Thanks to Jesse Janetta, senior policy fellow in the Justice Policy Center, for assisting with this post.
On Sunday mornings as a high schooler in Nashville, Tennessee, my mom, my sister, and I would venture across the street to Covenant Church, walking up the verdant promenade toward the chapel’s two towering double doors. Inside, we would find a seat among the dozens of rows of wooden pews below the intricate stained glass windows letting in the morning light.
Two weeks ago, just down the hallway from that beautiful chapel where I spent so much time as a teenager, a heavily armed person entered the Covenant School and fatally shot six people, three 9-year-old children and three adults.
In response, the Tennessee House of Representatives passed a bill intended to increase school safety, and the governor amended his budget proposal to dedicate $205 million of funding to school security, with the majority of it going toward more armed guards and security in schools. The Tennessee house majority leader called these “aggressive and necessary steps that will ensure Tennessee’s schools are the safest, most secure in the nation.” With $140 million of the proposed funding earmarked for armed guards at schools, the measures are certainly aggressive. But research does not support that this funding will lead to Tennessee schools becoming any more secure.

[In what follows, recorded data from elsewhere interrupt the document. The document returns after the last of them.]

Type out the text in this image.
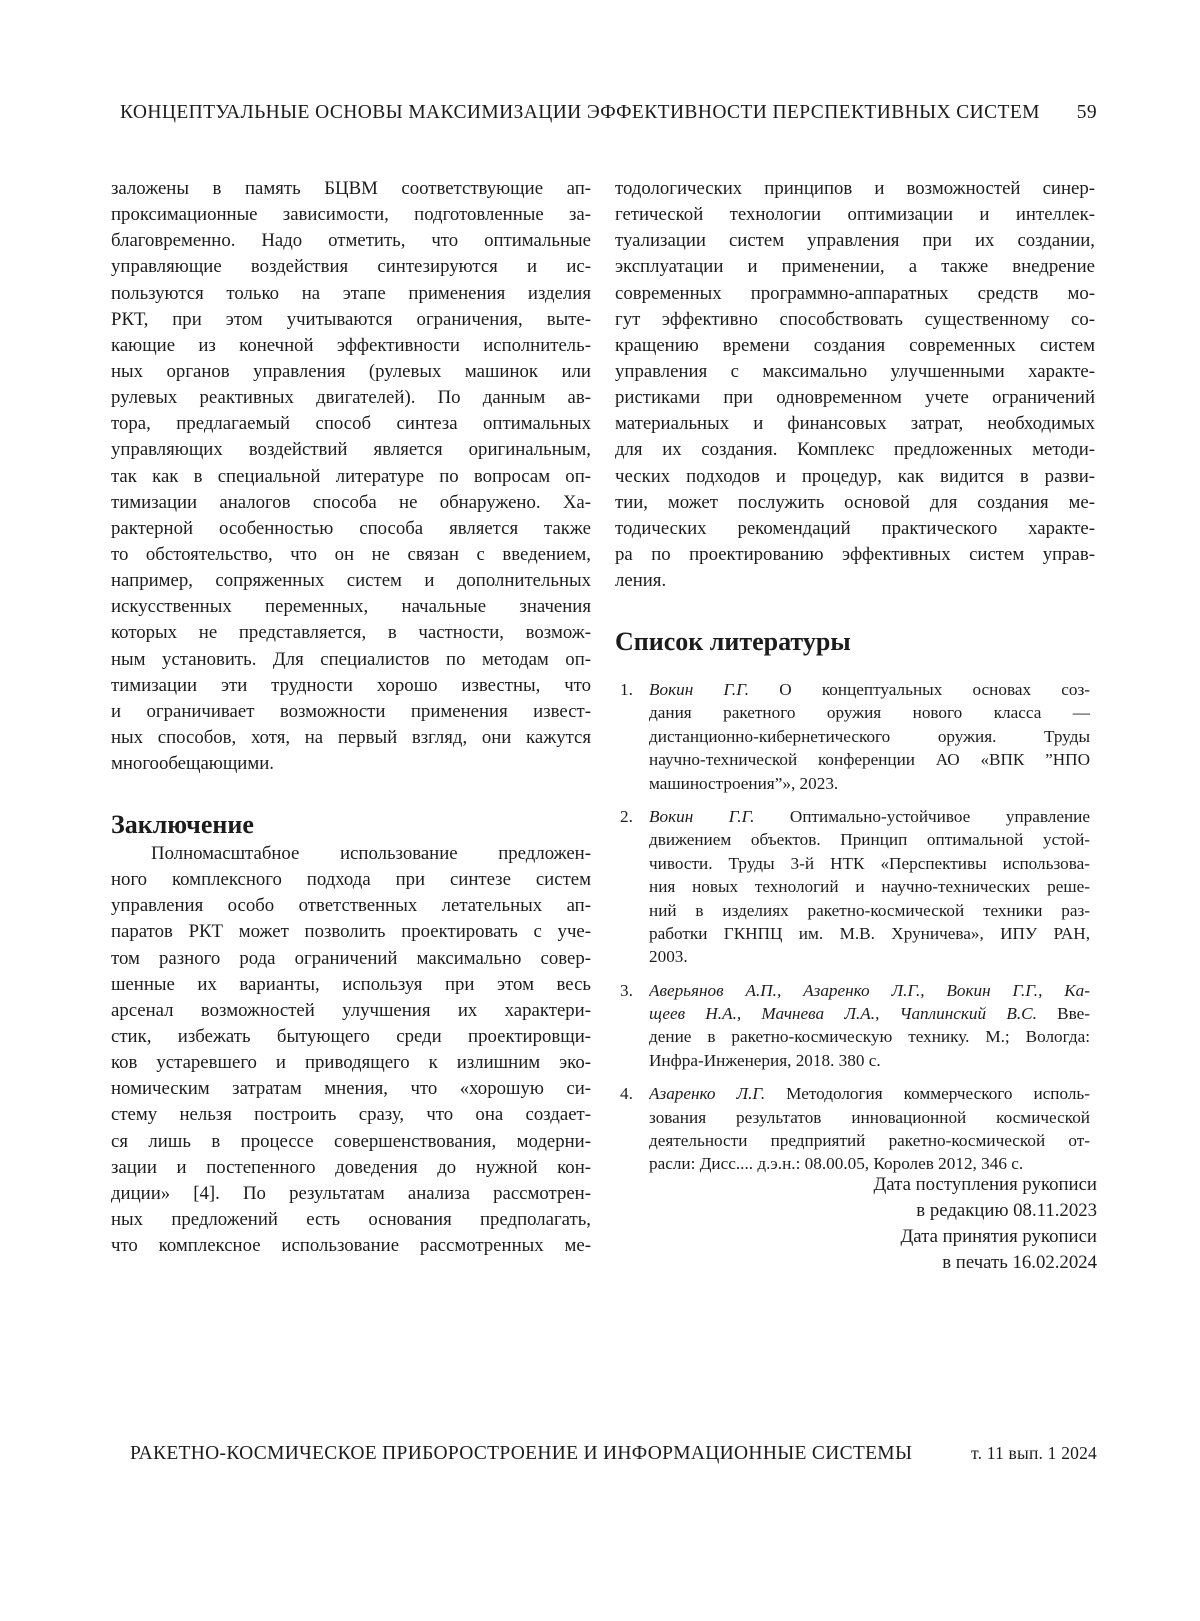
КОНЦЕПТУАЛЬНЫЕ ОСНОВЫ МАКСИМИЗАЦИИ ЭФФЕКТИВНОСТИ ПЕРСПЕКТИВНЫХ СИСТЕМ 59
заложены в память БЦВМ соответствующие ап-
проксимационные зависимости, подготовленные за-
благовременно. Надо отметить, что оптимальные
управляющие воздействия синтезируются и ис-
пользуются только на этапе применения изделия
РКТ, при этом учитываются ограничения, выте-
кающие из конечной эффективности исполнитель-
ных органов управления (рулевых машинок или
рулевых реактивных двигателей). По данным ав-
тора, предлагаемый способ синтеза оптимальных
управляющих воздействий является оригинальным,
так как в специальной литературе по вопросам оп-
тимизации аналогов способа не обнаружено. Ха-
рактерной особенностью способа является также
то обстоятельство, что он не связан с введением,
например, сопряженных систем и дополнительных
искусственных переменных, начальные значения
которых не представляется, в частности, возмож-
ным установить. Для специалистов по методам оп-
тимизации эти трудности хорошо известны, что
и ограничивает возможности применения извест-
ных способов, хотя, на первый взгляд, они кажутся
многообещающими.
Заключение
Полномасштабное использование предложен-
ного комплексного подхода при синтезе систем
управления особо ответственных летательных ап-
паратов РКТ может позволить проектировать с уче-
том разного рода ограничений максимально совер-
шенные их варианты, используя при этом весь
арсенал возможностей улучшения их характери-
стик, избежать бытующего среди проектировщи-
ков устаревшего и приводящего к излишним эко-
номическим затратам мнения, что «хорошую си-
стему нельзя построить сразу, что она создает-
ся лишь в процессе совершенствования, модерни-
зации и постепенного доведения до нужной кон-
диции» [4]. По результатам анализа рассмотрен-
ных предложений есть основания предполагать,
что комплексное использование рассмотренных ме-
тодологических принципов и возможностей синер-
гетической технологии оптимизации и интеллек-
туализации систем управления при их создании,
эксплуатации и применении, а также внедрение
современных программно-аппаратных средств мо-
гут эффективно способствовать существенному со-
кращению времени создания современных систем
управления с максимально улучшенными характе-
ристиками при одновременном учете ограничений
материальных и финансовых затрат, необходимых
для их создания. Комплекс предложенных методи-
ческих подходов и процедур, как видится в разви-
тии, может послужить основой для создания ме-
тодических рекомендаций практического характе-
ра по проектированию эффективных систем управ-
ления.
Список литературы
1. Вокин Г.Г. О концептуальных основах соз-
дания ракетного оружия нового класса —
дистанционно-кибернетического оружия. Труды
научно-технической конференции АО «ВПК ”НПО
машиностроения”», 2023.
2. Вокин Г.Г. Оптимально-устойчивое управление
движением объектов. Принцип оптимальной устой-
чивости. Труды 3-й НТК «Перспективы использова-
ния новых технологий и научно-технических реше-
ний в изделиях ракетно-космической техники раз-
работки ГКНПЦ им. М.В. Хруничева», ИПУ РАН,
2003.
3. Аверьянов А.П., Азаренко Л.Г., Вокин Г.Г., Ка-
щеев Н.А., Мачнева Л.А., Чаплинский В.С. Вве-
дение в ракетно-космическую технику. М.; Вологда:
Инфра-Инженерия, 2018. 380 с.
4. Азаренко Л.Г. Методология коммерческого исполь-
зования результатов инновационной космической
деятельности предприятий ракетно-космической от-
расли: Дисс.... д.э.н.: 08.00.05, Королев 2012, 346 с.
Дата поступления рукописи
в редакцию 08.11.2023
Дата принятия рукописи
в печать 16.02.2024
РАКЕТНО-КОСМИЧЕСКОЕ ПРИБОРОСТРОЕНИЕ И ИНФОРМАЦИОННЫЕ СИСТЕМЫ	т. 11 вып. 1 2024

Multiple studies on the effects of armed guards on school grounds have shown that their presence is not related to school shooting severity, with one study finding that the death rate during shooting incidents in schools that had an armed guard present was nearly three times as high as during shooting incidents in schools without an armed guard. Other research has shown compelling reasons not to mandate armed officers. Tennessee has one of the highest state rates of armed guards in schools already, with about 86 percent of high schoolers in the state attending a school with a police officer. Even with those officers present, only seven states have had more instances of gunfire on school grounds in the last decade than Tennessee.
If policymakers want to prevent school shootings, rather than putting millions of dollars toward an intervention that research suggests does not help accomplish that goal, they could adopt the following policies instead:
- Pass extreme risk laws: These laws allow law enforcement, family members, or educators to pursue a legal process that will prevent access to firearms by people who pose a threat to themselves or others. Given that the parents of the Covenant shooter felt the shooter should not own weapons, there is a chance that this kind of law could have prevented the tragedy.
- Enact universal background checks: Reducing gun violence on school campuses goes hand-in-hand with reducing gun violence in all facets of society. Research has shown that universal background checks can reduce firearm homicide rates by nearly 13 percent.
- Fund school infrastructure security improvements: Of the $205 million of dedicated funding in the proposed budget amendments, $27 million is earmarked for security upgrades in public and private schools. To ensure student safety, this money could have the largest effect if it were directed toward access control measures and internal door locks, both of which have surfaced as best practices to keep guns out of schools in the wake of other mass shootings. With the Covenant shooting, teachers’ ability to barricade and lock classroom doors may have prevented worse outcomes.
As a native Nashvillian and former Covenant congregation member, my heart breaks for the families of those killed and for all of the children who will never again know peace at school. I want my home state to take proactive steps to prevent this kind of tragedy from ever happening again.
This week, Governor Bill Lee has signaled willingness to pursue some of these measures, signing an executive order strengthening background checks and urging legislators to pass an extreme risk law. These are steps in the right direction, but to truly ensure the safety and security of Tennessee’s students, the evidence suggests that policymakers should continue to pursue strategies with proven benefits instead of putting more guns in school corridors.